A Time To Keep is a pleasure to read. I'd recommend any of his prose works.
This is a truly lovely book of short stories set in the Orkneys and conveying a completely different life to the one I live - and for that I have really enjoyed it. The writing is beautiful, the tales are all interesting and range in time from Viking raiders to a 20th century writer. I would definitely like to read more of Brown’s books - and his poetry.
Twelve Orkney based stories, the author's second volume. My favourites were: Celia. About an alcoholic woman. 9 A Time To Keep. The story of a newly married couple.8 Also included: A Treading Of Grapes. Three sermons by three priests of the same church over different centuries. 4 Icarus. Short humorous tale of a prophesying uncle. 7 The Storyteller. An old man telling tales in a bar. 6 The Wireless Set. Short tale about the first radio in Tronvik. 5 The Five Of Spades. Tale of a legendary gambler. 7 The Whaler's Return. A man navigating the trail of ale houses on his way to see his betrothed. 7 The Bright Spade.
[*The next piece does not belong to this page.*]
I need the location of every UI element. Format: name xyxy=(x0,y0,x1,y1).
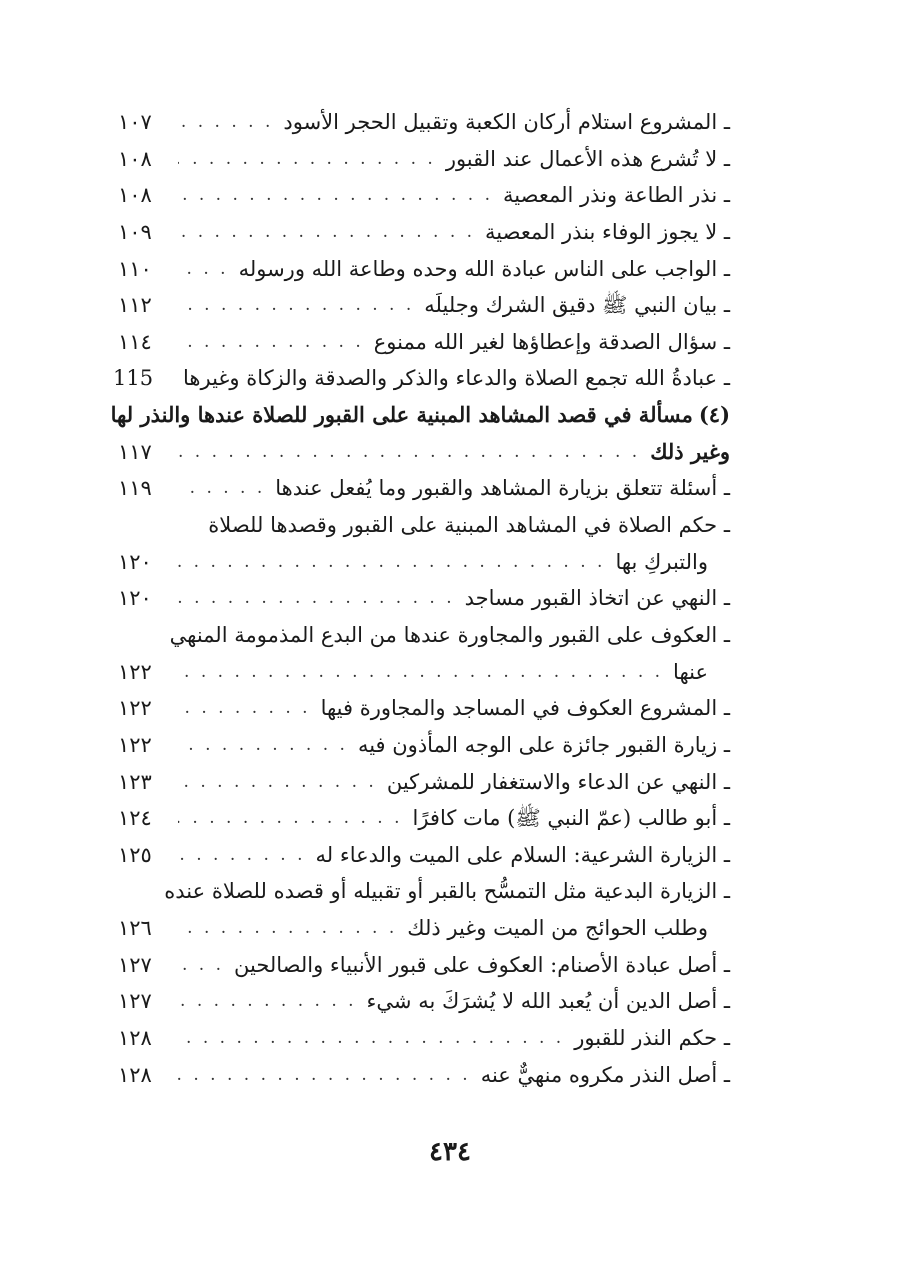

Short about a gravedigger's busy winter. 6 Tartan. Vikings come ashore. 8 The Carrier Of Stones. A man refuses several requests and becomes a monk. 8 The Eye Of The Hurricane. A writer's attempts to prevent an old sea captain from drinking. 7
A good look, through short stories, at the people of the Orkneys -- from Viking times through recent times. Dealing with the difficulties of life in a steady, quiet way. Well-known writer in the Orkneys.